Study of thermal variation in a longitudinal exponential porous fin wetted with TiO2−SiO2/ hexanol hybrid nanofluid using hybrid residual power series method

This study aims to inspect the steady state thermal distribution and heat transfer within a longitudinal porous fin of exponential profile wetted with hybrid nanoliquid. The aggregate influence of conduction, radiation, and convection causes heat transfer in the fin. The Darcy model and the Fourier law of heat conduction are used for modeling the governing ordinary differential equation (ODE) that represents the corresponding fin problem. Through the use of non-dimensional terms, the formulated equation is further simplified into a dimensionless equation along with suitable boundary condition. The arising nonlinear dimensionless equation is solved analytically using the improved residual power series method with the Pade approximant (Hybrid residual power series method/HRPSM). The consequences of various dynamic thermal parameters on thermal behavior are explored using graphical portrayal.
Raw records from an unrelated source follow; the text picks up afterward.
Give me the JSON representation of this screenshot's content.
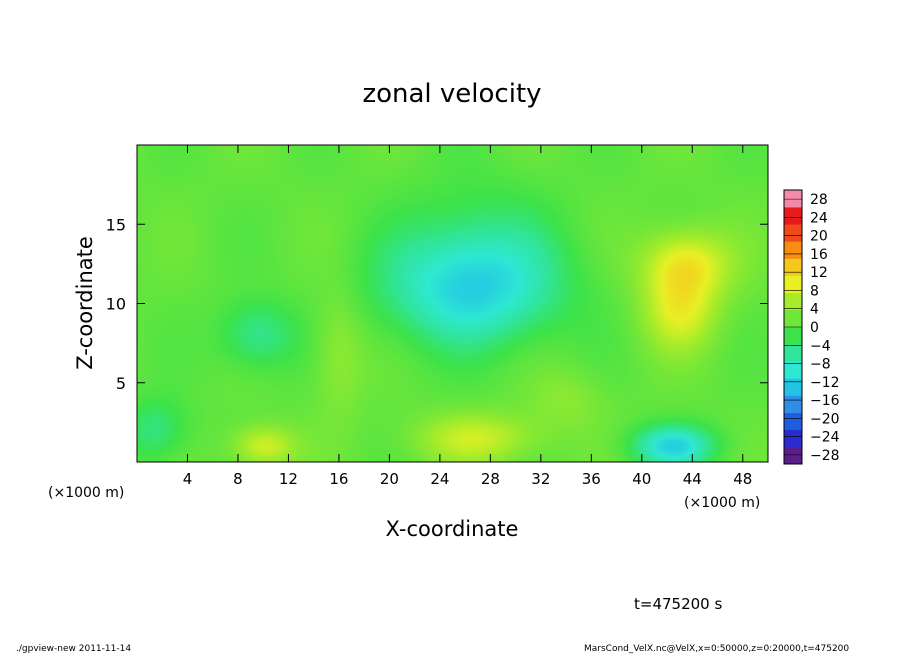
{
  "chart_data": {
    "type": "heatmap",
    "title": "zonal velocity",
    "xlabel": "X-coordinate",
    "ylabel": "Z-coordinate",
    "xunit_left": "(×1000 m)",
    "xunit_right": "(×1000 m)",
    "xlim": [
      0,
      50
    ],
    "ylim": [
      0,
      20
    ],
    "xticks": [
      4,
      8,
      12,
      16,
      20,
      24,
      28,
      32,
      36,
      40,
      44,
      48
    ],
    "yticks": [
      5,
      10,
      15
    ],
    "grid": false,
    "colorbar": {
      "placement": "right",
      "labels": [
        28,
        24,
        20,
        16,
        12,
        8,
        4,
        0,
        -4,
        -8,
        -12,
        -16,
        -20,
        -24,
        -28
      ],
      "label_texts": [
        "28",
        "24",
        "20",
        "16",
        "12",
        "8",
        "4",
        "0",
        "−4",
        "−8",
        "−12",
        "−16",
        "−20",
        "−24",
        "−28"
      ],
      "min": -30,
      "max": 30
    },
    "field_features": [
      {
        "x": 26.5,
        "z": 10.8,
        "sx": 7,
        "sz": 3.5,
        "value": -12
      },
      {
        "x": 27,
        "z": 14,
        "sx": 6,
        "sz": 4,
        "value": -4
      },
      {
        "x": 9.5,
        "z": 8,
        "sx": 3,
        "sz": 2.2,
        "value": -7
      },
      {
        "x": 43.5,
        "z": 12.5,
        "sx": 3.5,
        "sz": 2.2,
        "value": 10
      },
      {
        "x": 43,
        "z": 9.5,
        "sx": 3,
        "sz": 2.5,
        "value": 8
      },
      {
        "x": 42.5,
        "z": 1.0,
        "sx": 3.2,
        "sz": 1.3,
        "value": -13
      },
      {
        "x": 10,
        "z": 1.0,
        "sx": 2.5,
        "sz": 1.3,
        "value": 8
      },
      {
        "x": 27,
        "z": 1.5,
        "sx": 5,
        "sz": 1.6,
        "value": 7
      },
      {
        "x": 16,
        "z": 7,
        "sx": 2,
        "sz": 4,
        "value": 4
      },
      {
        "x": 1.5,
        "z": 2,
        "sx": 2.5,
        "sz": 2,
        "value": -6
      },
      {
        "x": 34,
        "z": 4,
        "sx": 3,
        "sz": 2,
        "value": 3
      }
    ],
    "field_background": 1
  },
  "annotations": {
    "time": "t=475200 s",
    "footer_left": "./gpview-new  2011-11-14",
    "footer_right": "MarsCond_VelX.nc@VelX,x=0:50000,z=0:20000,t=475200"
  }
}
As per the observations of this investigation, the surface wet condition by hybrid nonliquid and porous nature of the exponential fin will have a significant effect on the temperature distribution. More specifically, as the values of these corresponding parameters increase, the rate of heat transfer intensifies. Finally, the obtained HRPSM results are compared with previous investigations, and a high level of consistency is observed.